Так вот, это именно Лене пришла в голову идея познакомить меня с Пугачевой. Однажды при встрече он сказал:
— Есть одна девушка, очень талантливая, нужно ей помочь. Я думаю, ты это сумеешь сделать. Может, у вас даже что сложится.
Только учти, она совсем без тормозов. Я тебя об этом заранее предупреждаю. Чтобы потом претензий не было.
— А она симпатичная? — поинтересовался я.
Дербенев своим предложением попал в мое слабое место — помогать красивым девушкам для меня одно из любимых развлечений.
Тут надо сказать, что о Пугачевой как о певице я к тому моменту ничего не слышал. Ну, крутилась по радио песенка «Арлекино», но у меня она никак не ассоциировалась с будущей знакомой. И вообще, эстрадой я не очень интересовался. В нашей кинематографической среде к этому жанру относились весьма пренебрежительно. Кино, театр — это искусство. А эстрада — что-то такое второсортное.
Через какое-то время Леня и его жена Вера пригласили к себе.
Они жили в небольшой квартирке на проспекте Мира. И вот я приезжаю и вижу симпатичную девушку — стройную (во что теперь трудно поверить), рыжую, конопатую, губастую и безумно темпераментную. Было ей тогда двадцать семь лет. Мы посидели в кухне за столом, потом перебрались в гостиную, где стояло пианино. Возле инструмента Алла почувствовала себя в родной стихии. Ударила по клавишам, спела одну песенку, другую, принялась пародировать модных тогда певиц — Пьеху, Ротару, Миансарову. Леня читал веселые стихи. Я рассказывал анекдоты. В общем, вечерок удался. А она оказалась в центре внимания. В чем Пугачевой нельзя отказать, так это в умении в любой компании перетянуть одеяло на себя. Одно из ее «самопальных» четверостиший повествовало как раз об этом:
Я не боюсь быть убежденной
В том, что вас надо убедить.
Не страшно мне быть побежденной,
А страшно вас не победить.
Декламируя последнюю строчку, она направила палец в мою сторону.
Стишки, конечно, были корявые, но зато откровенные. В общем, эта рыжая бестия произвела на меня впечатление.
Я вызвался ее проводить и повез на своих «Жигулях» домой. Она жила в конце Волгоградского проспекта. Едем мы, за окнами ночь, хлещет дождь. Все вокруг такое унылое, серое. И вдруг на обочине дороги я замечаю большую бетонную звезду высотой несколько метров, покрашенную бронзовой краской, — какой-то военный памятник, что ли. Алла, прищурившись, спрашивает:
— Видишь звезду?
— Да.
— А знаешь, почему она тут стоит?
— Почему?
— Потому что здесь звезда живет.
Когда мы прощались, то договорились снова встретиться.
Через некоторое время я ей позвонил и пригласил в ресторан Дома кино, в то время один из лучших, но она предложила другой вариант — поехать на Рублевку, в ее любимое заведение «Сосновый бор», которое она упорно называла «Еловая шишка». Ладно, на Рублевку так на Рублевку. С гражданками, за которыми ухаживаешь, желательно не спорить.

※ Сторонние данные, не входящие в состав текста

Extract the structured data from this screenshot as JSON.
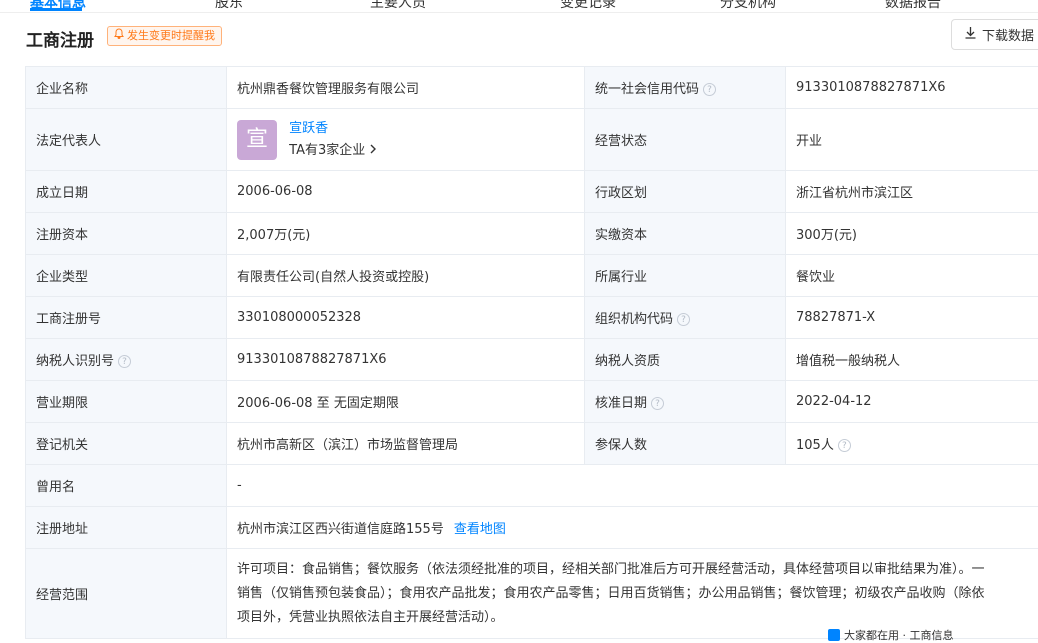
{
  "nav": {
    "tabs": [
      "基本信息",
      "股东",
      "主要人员",
      "变更记录",
      "分支机构",
      "数据报告"
    ]
  },
  "section": {
    "title": "工商注册",
    "alert_label": "发生变更时提醒我",
    "download_label": "下载数据"
  },
  "table": {
    "company_name_label": "企业名称",
    "company_name": "杭州鼎香餐饮管理服务有限公司",
    "credit_code_label": "统一社会信用代码",
    "credit_code": "913301087882787​1X6",
    "rep_label": "法定代表人",
    "rep_avatar": "宣",
    "rep_name": "宣跃香",
    "rep_companies": "TA有3家企业",
    "status_label": "经营状态",
    "status": "开业",
    "founded_label": "成立日期",
    "founded": "2006-06-08",
    "district_label": "行政区划",
    "district": "浙江省杭州市滨江区",
    "capital_label": "注册资本",
    "capital": "2,007万(元)",
    "paid_label": "实缴资本",
    "paid": "300万(元)",
    "type_label": "企业类型",
    "type": "有限责任公司(自然人投资或控股)",
    "industry_label": "所属行业",
    "industry": "餐饮业",
    "reg_no_label": "工商注册号",
    "reg_no": "330108000052328",
    "org_code_label": "组织机构代码",
    "org_code": "78827871-X",
    "taxpayer_id_label": "纳税人识别号",
    "taxpayer_id": "913301087882787​1X6",
    "taxpayer_type_label": "纳税人资质",
    "taxpayer_type": "增值税一般纳税人",
    "term_label": "营业期限",
    "term": "2006-06-08 至 无固定期限",
    "approval_label": "核准日期",
    "approval": "2022-04-12",
    "authority_label": "登记机关",
    "authority": "杭州市高新区（滨江）市场监督管理局",
    "insured_label": "参保人数",
    "insured": "105人",
    "former_name_label": "曾用名",
    "former_name": "-",
    "address_label": "注册地址",
    "address": "杭州市滨江区西兴街道信庭路155号",
    "map_link": "查看地图",
    "scope_label": "经营范围",
    "scope_line1": "许可项目：食品销售；餐饮服务（依法须经批准的项目，经相关部门批准后方可开展经营活动，具体经营项目以审批结果为准）。一",
    "scope_line2": "销售（仅销售预包装食品）；食用农产品批发；食用农产品零售；日用百货销售；办公用品销售；餐饮管理；初级农产品收购（除依",
    "scope_line3": "项目外，凭营业执照依法自主开展经营活动）。"
  },
  "footer_tip": "大家都在用 · 工商信息"
}
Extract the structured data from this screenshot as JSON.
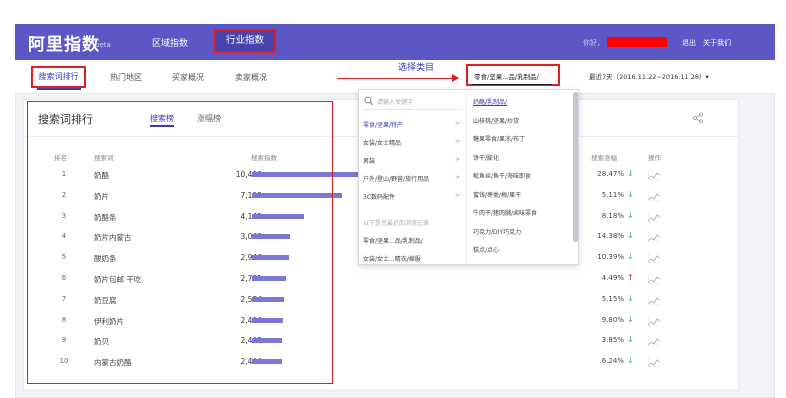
{
  "header": {
    "logo": "阿里指数",
    "logo_beta": "beta",
    "nav": [
      "区域指数",
      "行业指数"
    ],
    "active_nav": "行业指数",
    "greeting": "你好，",
    "logout": "退出",
    "about": "关于我们",
    "bg_color": "#5b57c4"
  },
  "subnav": {
    "tabs": [
      "搜索词排行",
      "热门地区",
      "买家概况",
      "卖家概况"
    ],
    "active_tab": "搜索词排行",
    "annotation": "选择类目",
    "category_select": "零食/坚果...品/乳制品/",
    "date_range": "最近7天（2016.11.22~2016.11.28）▾"
  },
  "card": {
    "title": "搜索词排行",
    "tab_search": "搜索榜",
    "tab_rise": "涨幅榜",
    "columns": {
      "rank": "排名",
      "keyword": "搜索词",
      "index": "搜索指数",
      "change": "搜索涨幅",
      "action": "操作"
    },
    "rows": [
      {
        "rank": "1",
        "keyword": "奶酪",
        "index": "10,409",
        "value": 10409,
        "change": "28.47%",
        "trend": "down"
      },
      {
        "rank": "2",
        "keyword": "奶片",
        "index": "7,195",
        "value": 7195,
        "change": "5.11%",
        "trend": "down"
      },
      {
        "rank": "3",
        "keyword": "奶酪条",
        "index": "4,141",
        "value": 4141,
        "change": "8.18%",
        "trend": "down"
      },
      {
        "rank": "4",
        "keyword": "奶片内蒙古",
        "index": "3,062",
        "value": 3062,
        "change": "14.38%",
        "trend": "down"
      },
      {
        "rank": "5",
        "keyword": "酸奶条",
        "index": "2,946",
        "value": 2946,
        "change": "10.39%",
        "trend": "down"
      },
      {
        "rank": "6",
        "keyword": "奶片包邮 干吃",
        "index": "2,701",
        "value": 2701,
        "change": "4.49%",
        "trend": "up"
      },
      {
        "rank": "7",
        "keyword": "奶豆腐",
        "index": "2,534",
        "value": 2534,
        "change": "5.15%",
        "trend": "down"
      },
      {
        "rank": "8",
        "keyword": "伊利奶片",
        "index": "2,496",
        "value": 2496,
        "change": "9.80%",
        "trend": "down"
      },
      {
        "rank": "9",
        "keyword": "奶贝",
        "index": "2,405",
        "value": 2405,
        "change": "3.85%",
        "trend": "down"
      },
      {
        "rank": "10",
        "keyword": "内蒙古奶酪",
        "index": "2,404",
        "value": 2404,
        "change": "6.24%",
        "trend": "down"
      }
    ],
    "bar_max": 10409,
    "colors": {
      "bar": "#7b77d6",
      "down": "#3cb371",
      "up": "#e02020",
      "accent": "#3c38b8"
    }
  },
  "dropdown": {
    "search_placeholder": "请输入关键字",
    "left_items": [
      {
        "label": "零食/坚果/特产",
        "active": true,
        "has_children": true
      },
      {
        "label": "女装/女士精品",
        "active": false,
        "has_children": true
      },
      {
        "label": "男装",
        "active": false,
        "has_children": true
      },
      {
        "label": "户外/登山/野营/旅行用品",
        "active": false,
        "has_children": true
      },
      {
        "label": "3C数码配件",
        "active": false,
        "has_children": true
      }
    ],
    "history_label": "以下是您最近的浏览记录",
    "history_items": [
      "零食/坚果...品/乳制品/",
      "女装/女士...精衣/棉服"
    ],
    "right_items": [
      {
        "label": "奶酪/乳制品/",
        "active": true
      },
      {
        "label": "山核桃/坚果/炒货",
        "active": false
      },
      {
        "label": "糖果零食/果冻/布丁",
        "active": false
      },
      {
        "label": "饼干/膨化",
        "active": false
      },
      {
        "label": "鱿鱼丝/鱼干/海味即食",
        "active": false
      },
      {
        "label": "蜜饯/枣类/梅/果干",
        "active": false
      },
      {
        "label": "牛肉干/猪肉脯/卤味零食",
        "active": false
      },
      {
        "label": "巧克力/DIY巧克力",
        "active": false
      },
      {
        "label": "糕点/点心",
        "active": false
      }
    ]
  }
}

В «Еловой шишке» Пугачева выкинула эффектный трюк. Я всю жизнь веду записные книжки. И на первых страницах прошу что-то написать знаменитых людей, с которыми общаюсь. Там оставляли свои приветствия и пожелания Иосиф Бродский, Евгений Рейн, Григорий Чухрай, Иннокентий Смоктуновский, Леонид Дербенев, Давид Тухманов, Пьер Ришар, София Ротару, Михаил Боярский и многие-многие другие.

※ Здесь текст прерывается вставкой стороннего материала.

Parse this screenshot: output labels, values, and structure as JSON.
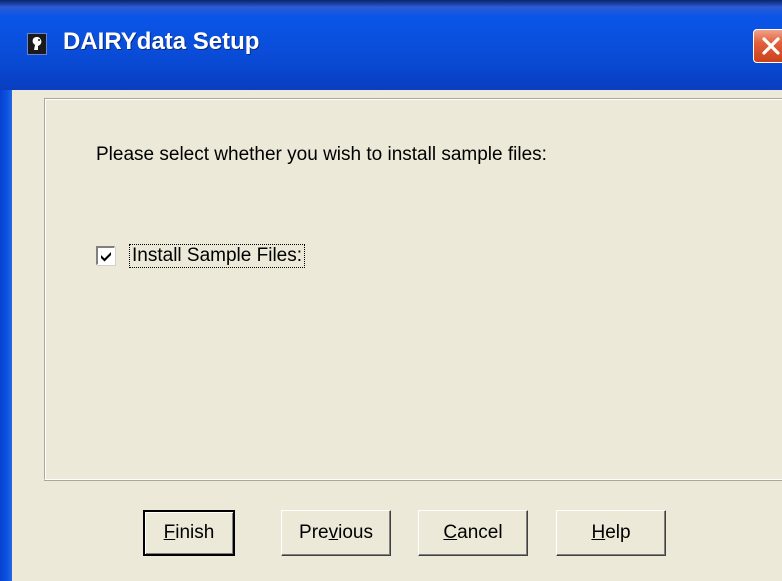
{
  "window": {
    "title": "DAIRYdata Setup",
    "title_icon": "app-icon",
    "close_icon": "close-icon",
    "colors": {
      "titlebar": "#0a55e8",
      "close": "#e2603a",
      "face": "#ece9d8"
    }
  },
  "content": {
    "prompt": "Please select whether you wish to install sample files:",
    "checkbox": {
      "label": "Install Sample Files:",
      "checked": true
    }
  },
  "buttons": {
    "finish": {
      "pre": "",
      "accel": "F",
      "post": "inish"
    },
    "previous": {
      "pre": "Pre",
      "accel": "v",
      "post": "ious"
    },
    "cancel": {
      "pre": "",
      "accel": "C",
      "post": "ancel"
    },
    "help": {
      "pre": "",
      "accel": "H",
      "post": "elp"
    }
  }
}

Я дал тогда книжку Пугачевой и сказал: «Слушай, напиши тут что-нибудь, вдруг когда-нибудь станешь знаменитой». Она взяла нож, разрезала палец, выдавила на страницу капельку крови и написала: «Это кровь Аллы Пугачевой. Определите на досуге мою «группу». Потому, как петь это мое «кровное» дело. Алла. 24.XI.76 г. Ресторан «Еловая шишка».